Frauen benachteiligt: Amazon stampft Recruiting-KI ein

Eine Software, die aus 100 Bewerbern automatisch die fünf vielversprechendsten herauspickt – welches Unternehmen hätte die nicht gern? Amazon wollte den Traum wahr werden lassen. Bereits 2014 machte sich der Konzern daran, mittels Künstlicher Intelligenz (KI) ein Tool für automatisiertes Recruiting zu entwickeln. 2017 wurde dieses Projekt dann ad acta gelegt, wie die Nachrichtenagentur Reuters erst jetzt herausfand – weil das Programm offenbar Frauen diskriminierte.

Sexistische Software

Wie das passieren konnte? Die verantwortlichen Entwickler hatten die Software zwar mit Unmengen an Daten von eingestellten Bewerbern der vorangegangenen zehn Jahre gefüttert, dummerweise aber übersehen, dass diese hauptsächlich von männlichen Kandidaten stammten. Dass die KI Frauen systematisch benachteiligte, fiel den Verantwortlichen dann ein Jahr später auf. So wurden männliche Kandidaten für Entwicklerjobs und andere technische Berufe unverhältnismäßig besser eingestuft als entsprechend qualifizierte Frauen. Lebensläufe mit dem Wort „Frau“ wurden von der Software automatisch herabgestuft. Bewerberinnen, die zwei „women-only“ Colleges besucht hatten, sogar komplett herausgefiltert. Der Algorithmus kam quasi zu dem Schluss, dass Bewerbungen von Frauen schlechter zu bewerten seien, selbst wenn sich das Geschlecht nur indirekt erschließen ließ.

Beerdigter KI-Traum

Ein darauffolgender Versuch, das weibliche Geschlecht nicht als schlecht, sondern neutral zu bewerten, zeigte offenbar nicht die gewünschten Erfolge. So muss nach wie vor menschliche Man-Power in die Auswahl von geeignetem Personal investiert werden. Bei einem Konzern mit derartig hohem Durchlauf und ebensolchen Wachstumsambitionen ein nicht zu unterschätzender Kostenfaktor. So wird das Tool heute bestenfalls zur Vorselektion, beziehungsweise für simple Vorgänge, wie dem Entfernen doppelter Datensätze in der Bewerberdatenbank, eingesetzt. „Man habe zu keiner Zeit allein auf Basis des Algorithmus‘ eingestellt“, betonte Amazon dann auch vehement gegenüber Reuters. Abgesehen davon hat Amazon in der Riege der US-Tech-Riesen sogar die beste Frauenquote – vor Google, Apple und Facebook.

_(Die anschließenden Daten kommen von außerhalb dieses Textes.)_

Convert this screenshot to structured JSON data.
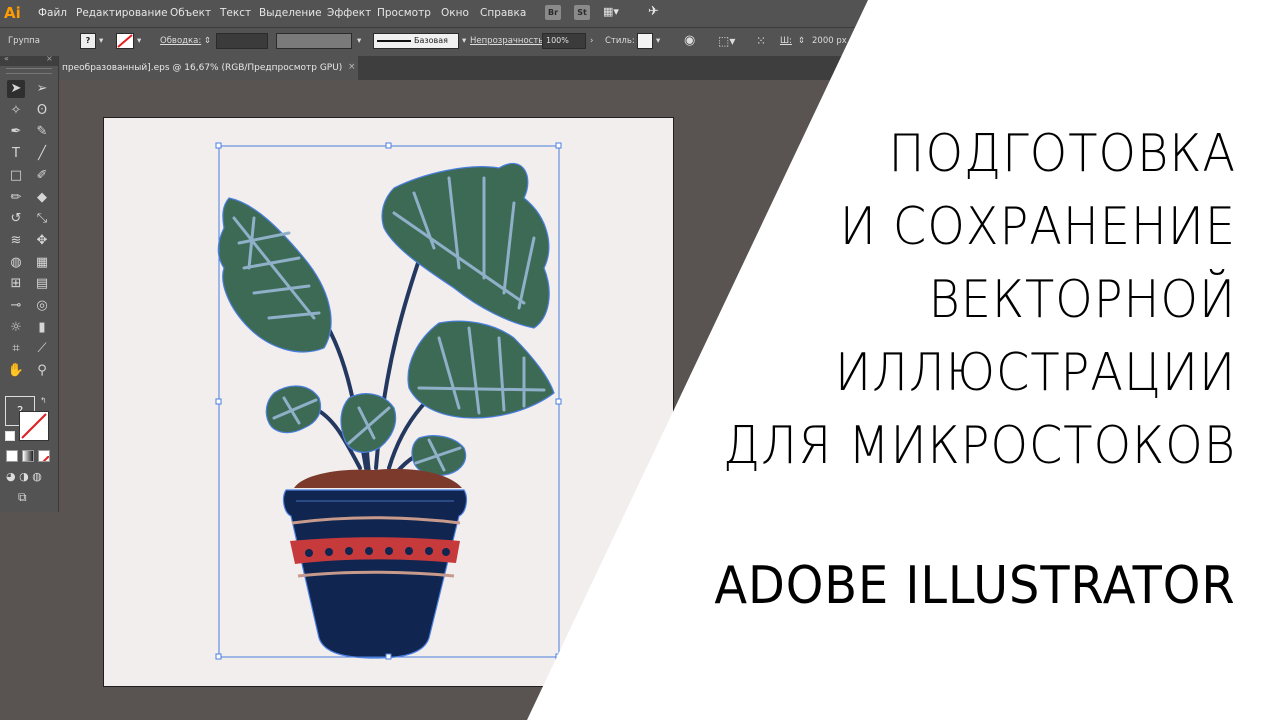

KI übernimmt unbewusste Vorurteile

Tja, eine Software ist eben nur so gut wie ihre Entwickler. Beziehungsweise im Fall von maschinellem Lernen nur so gut wie die Quelldaten. Der Case Amazon verdeutlicht dann auch grundlegende Probleme von Maschinen-Lernen in seiner aktuellen Form. Dass Algorithmen nämlich auch unbewusste Vorurteile ihrer Entwickler übernehmen – und weiterführen. So fanden bereits 2016 Journalisten des US-Portals ProPublica heraus, dass eine Software, die in den USA routinemäßig eingesetzt wird, um die Rückfallgefahr von Straftätern zu berechnen, systematisch Afroamerikaner benachteiligte.

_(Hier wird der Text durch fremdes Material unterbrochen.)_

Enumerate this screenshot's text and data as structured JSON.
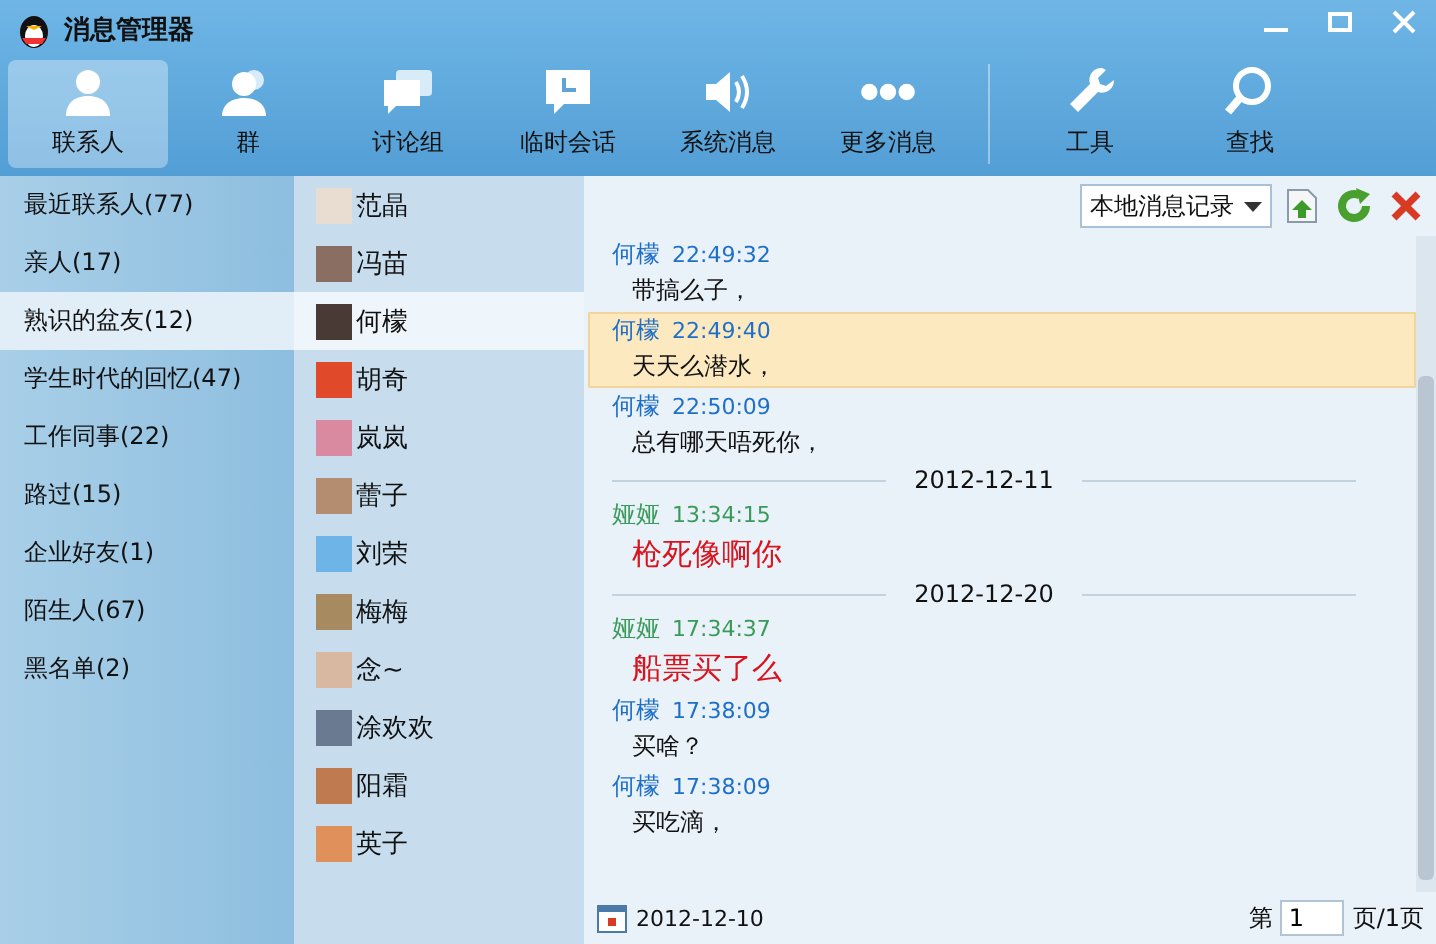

KI verfestigt auch in Sprache manifestierte Vorurteile

Auch in der Nutzung von Sprache spiegeln sich menschliche Vorurteile wider. Wenn künstliche Intelligenzen mit Texten trainiert werden, um menschliche Sprache zu verstehen, übernehmen und verfestigen sie damit auch Vorurteile und Klischees. Das fanden Wissenschaftler der Universitäten Princeton und Bath 2017 heraus, wie das Computermagazin Heise im vergangenen Jahr recherchierte.

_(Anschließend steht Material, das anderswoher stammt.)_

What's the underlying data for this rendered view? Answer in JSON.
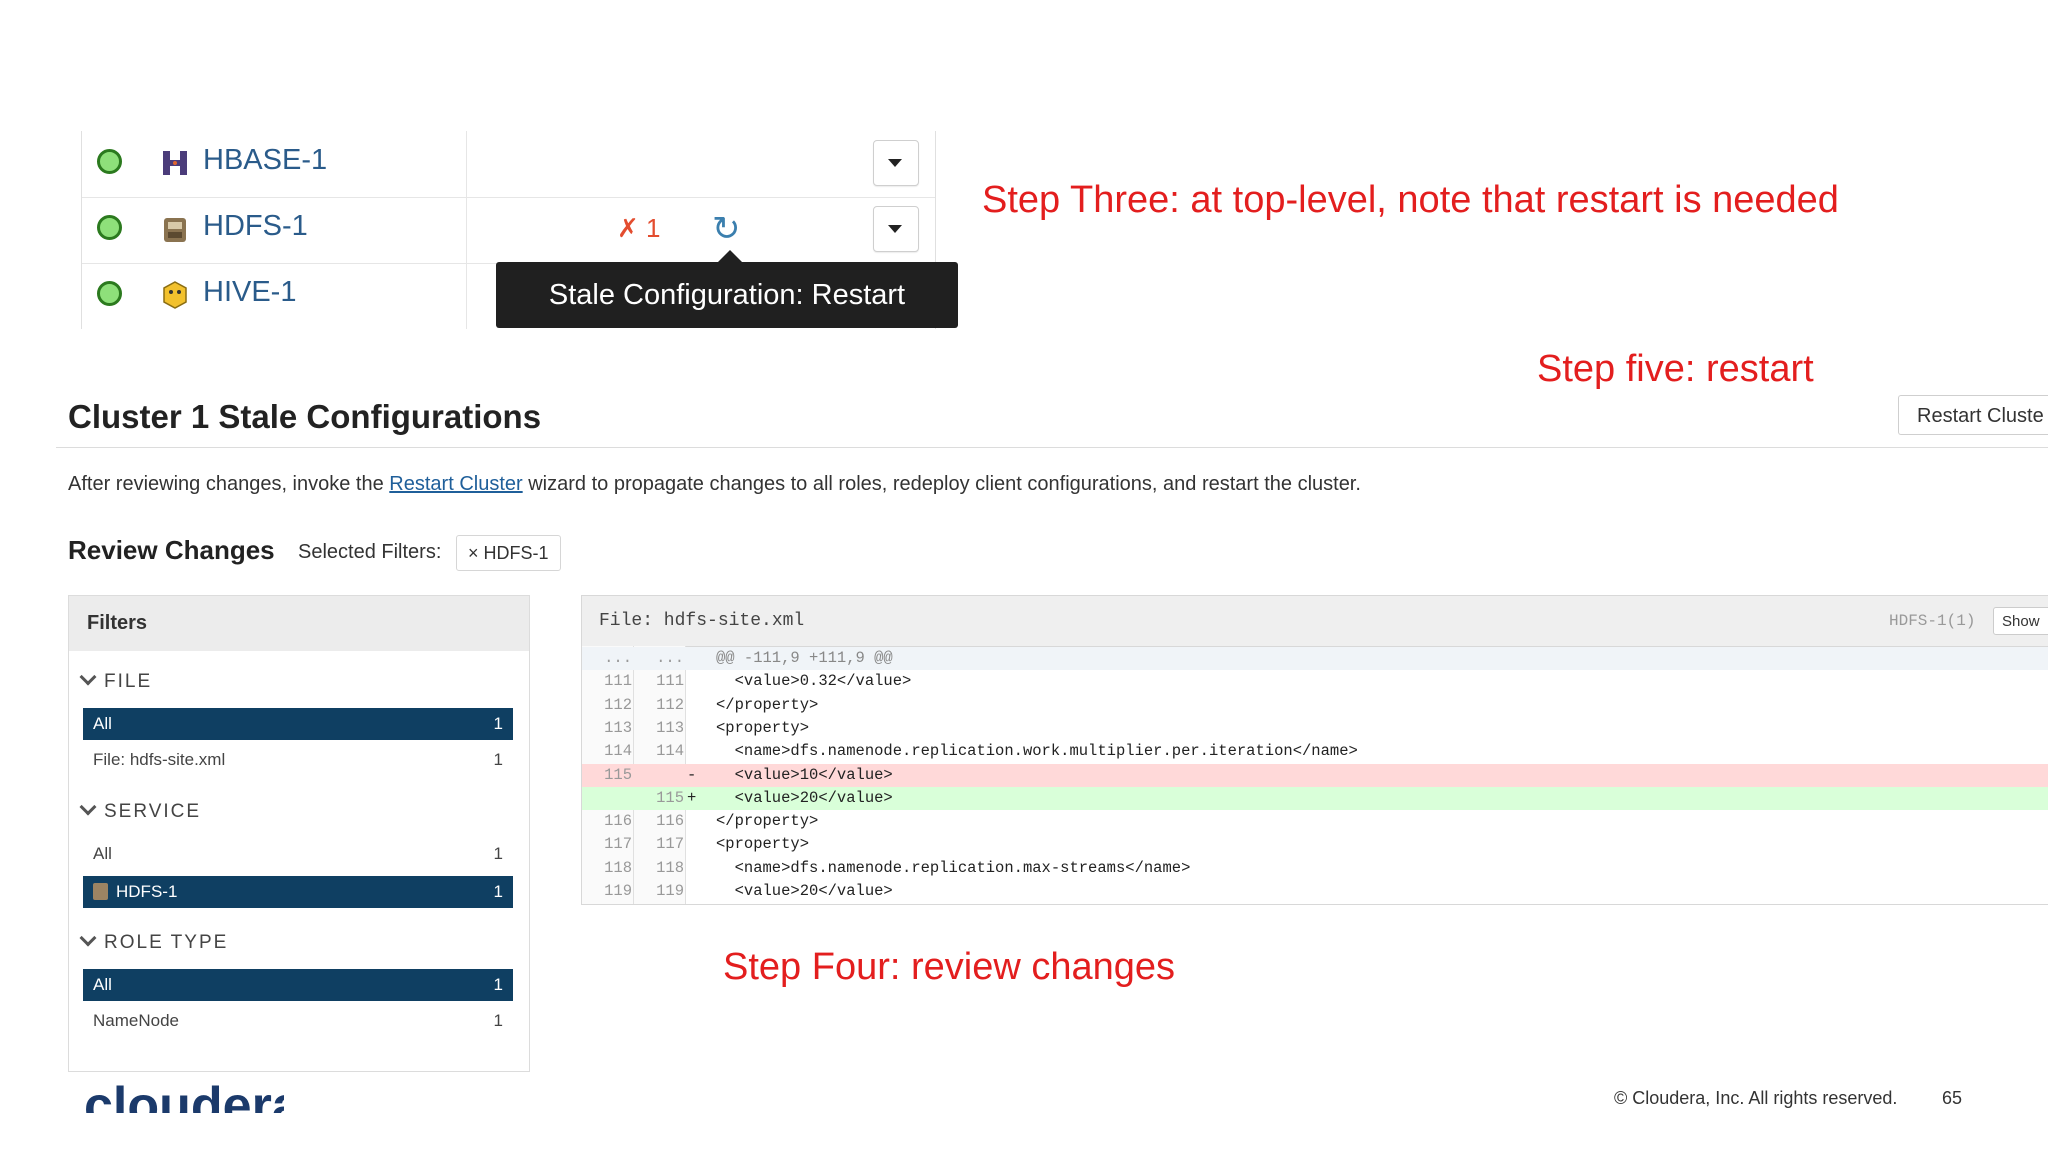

Gesichtserkennung mit Fehlerpotenzial

Auch Gesichtserkennungssoftware aus dem Hause Microsoft und IBM hat offenbar ein Problem mit schwarzen Frauen. Diesen Mangel offenbart die Studie einer afroamerikanischen Informatikerin am Massachusetts Institute of Technology (MIT) laut dem Technikmagazin Golem. Demnach werden weiße Männer von einigen viel genutzten Machine-Learning-Systemen am besten erkannt. Umso dunkler jedoch die Hautfarbe der abgebildeten Personen, desto größer ist die Fehlerquote – am höchsten bei schwarzen Frauen.

Vielleicht sollte Amazon seine KI mal mit dem Lebenslauf dieser MIT-Informatikerin und denen ihrer Kolleginnen füttern, um das perfekte Bewerberprofil ausgespuckt zu bekommen.